On 25.12.15 04:29, Tom Rini wrote:
On Tue, Dec 22, 2015 at 02:57:47PM +0100, Alexander Graf wrote:
This is my Christmas present for my openSUSE friends :).
U-Boot is a great project for embedded devices. However, convincing everyone involved that only for "a few oddball ARM devices" we need to support different configuration formats from grub2 when all other platforms (PPC, System Z, x86) are standardized on a single format is a nightmare.
So we started to explore alternatives. At first, people tried to get grub2 running using the u-boot api interface. However, FWIW that one doesn't support relocations, so you need to know where to link grub2 to at compile time. It also seems to be broken more often than not. And on top of it all, it's a one-off interface, so yet another thing to maintain.

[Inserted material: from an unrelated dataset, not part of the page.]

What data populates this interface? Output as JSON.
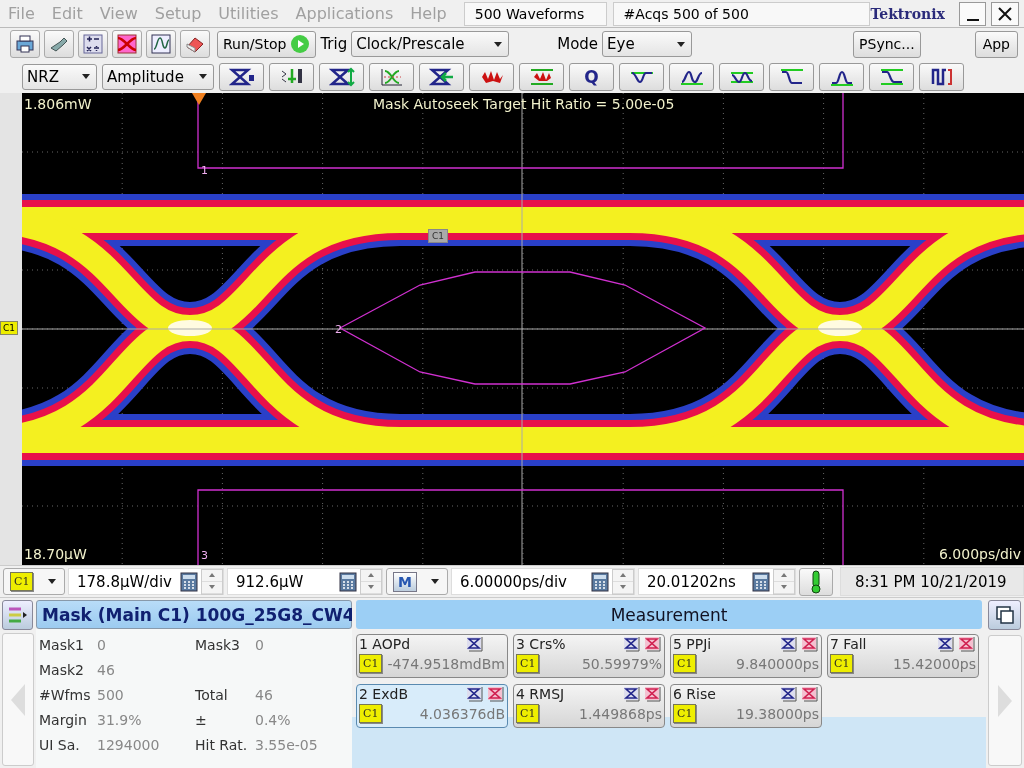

That led to a nifty idea. What if we can just implement the EFI application protocol on top of U-Boot? Then we could compile a single grub2 binary for uEFI based systems and U-Boot based systems and as soon as that one's loaded, everything looks and feels (almost) the same.

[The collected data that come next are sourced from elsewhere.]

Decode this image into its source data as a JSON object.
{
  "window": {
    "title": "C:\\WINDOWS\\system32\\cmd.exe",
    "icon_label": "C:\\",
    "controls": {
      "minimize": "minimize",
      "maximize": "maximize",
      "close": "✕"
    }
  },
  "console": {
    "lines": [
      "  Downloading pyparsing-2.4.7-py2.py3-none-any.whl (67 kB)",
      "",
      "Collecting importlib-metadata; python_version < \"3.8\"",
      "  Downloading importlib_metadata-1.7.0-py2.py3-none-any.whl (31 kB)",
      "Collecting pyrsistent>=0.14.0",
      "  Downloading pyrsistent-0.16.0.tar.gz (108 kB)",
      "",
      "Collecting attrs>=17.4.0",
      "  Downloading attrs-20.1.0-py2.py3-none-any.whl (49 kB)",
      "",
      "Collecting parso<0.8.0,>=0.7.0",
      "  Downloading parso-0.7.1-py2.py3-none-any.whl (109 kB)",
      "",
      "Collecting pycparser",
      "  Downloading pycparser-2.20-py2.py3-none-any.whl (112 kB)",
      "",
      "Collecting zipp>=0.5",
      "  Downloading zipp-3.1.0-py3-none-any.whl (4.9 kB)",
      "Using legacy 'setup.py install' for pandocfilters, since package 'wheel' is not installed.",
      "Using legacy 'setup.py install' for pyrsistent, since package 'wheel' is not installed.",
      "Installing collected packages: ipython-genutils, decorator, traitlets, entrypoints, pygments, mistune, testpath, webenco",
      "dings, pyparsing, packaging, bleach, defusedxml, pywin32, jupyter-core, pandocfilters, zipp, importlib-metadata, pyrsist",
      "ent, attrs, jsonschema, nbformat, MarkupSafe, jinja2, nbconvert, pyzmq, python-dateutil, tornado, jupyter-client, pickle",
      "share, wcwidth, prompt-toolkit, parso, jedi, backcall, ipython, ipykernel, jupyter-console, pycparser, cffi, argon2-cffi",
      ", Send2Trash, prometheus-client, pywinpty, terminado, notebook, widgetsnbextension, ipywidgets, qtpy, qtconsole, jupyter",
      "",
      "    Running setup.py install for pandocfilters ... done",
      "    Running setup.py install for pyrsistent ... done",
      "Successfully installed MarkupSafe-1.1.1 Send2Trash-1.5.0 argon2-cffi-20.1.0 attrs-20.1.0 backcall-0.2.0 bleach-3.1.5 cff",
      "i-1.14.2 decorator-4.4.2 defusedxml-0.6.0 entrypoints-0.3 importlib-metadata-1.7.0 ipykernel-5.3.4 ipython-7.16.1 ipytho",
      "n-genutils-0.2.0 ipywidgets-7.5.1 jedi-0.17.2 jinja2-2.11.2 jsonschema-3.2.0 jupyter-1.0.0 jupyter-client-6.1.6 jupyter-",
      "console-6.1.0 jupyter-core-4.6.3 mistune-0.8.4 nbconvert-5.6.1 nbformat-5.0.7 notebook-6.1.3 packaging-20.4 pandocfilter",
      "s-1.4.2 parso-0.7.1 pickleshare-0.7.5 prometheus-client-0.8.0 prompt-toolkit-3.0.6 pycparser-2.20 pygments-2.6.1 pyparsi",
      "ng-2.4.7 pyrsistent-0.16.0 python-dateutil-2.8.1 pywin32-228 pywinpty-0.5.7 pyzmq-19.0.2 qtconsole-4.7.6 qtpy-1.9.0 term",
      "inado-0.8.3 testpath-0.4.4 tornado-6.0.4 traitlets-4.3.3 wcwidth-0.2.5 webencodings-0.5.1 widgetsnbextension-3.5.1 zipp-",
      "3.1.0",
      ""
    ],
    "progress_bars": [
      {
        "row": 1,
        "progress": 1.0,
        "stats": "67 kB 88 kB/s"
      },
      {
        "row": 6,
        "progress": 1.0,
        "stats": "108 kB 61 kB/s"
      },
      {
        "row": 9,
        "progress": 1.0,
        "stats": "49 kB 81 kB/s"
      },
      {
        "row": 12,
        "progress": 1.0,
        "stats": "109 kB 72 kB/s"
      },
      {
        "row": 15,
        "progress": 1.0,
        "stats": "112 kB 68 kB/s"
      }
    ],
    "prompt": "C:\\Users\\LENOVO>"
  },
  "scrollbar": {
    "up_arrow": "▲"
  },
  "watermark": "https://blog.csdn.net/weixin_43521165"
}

This patch set is the result of pursuing this endeavor.
So, I owe the whole codebase a real review. My very quick question however is, aside from what you had to borrow from wine, can you license everything else as GPL v2 or later rather than LGPL?
I'm personally a pretty big fan of the LGPL, since it's a very reasonable compromise between closed and open source IMHO ;).
Is there a particular reason you're asking for this? LGPL code is fully compatible with GPL code and the resulting binary would be GPL anyway because FWIW you can't compile U-Boot without GPL code inside.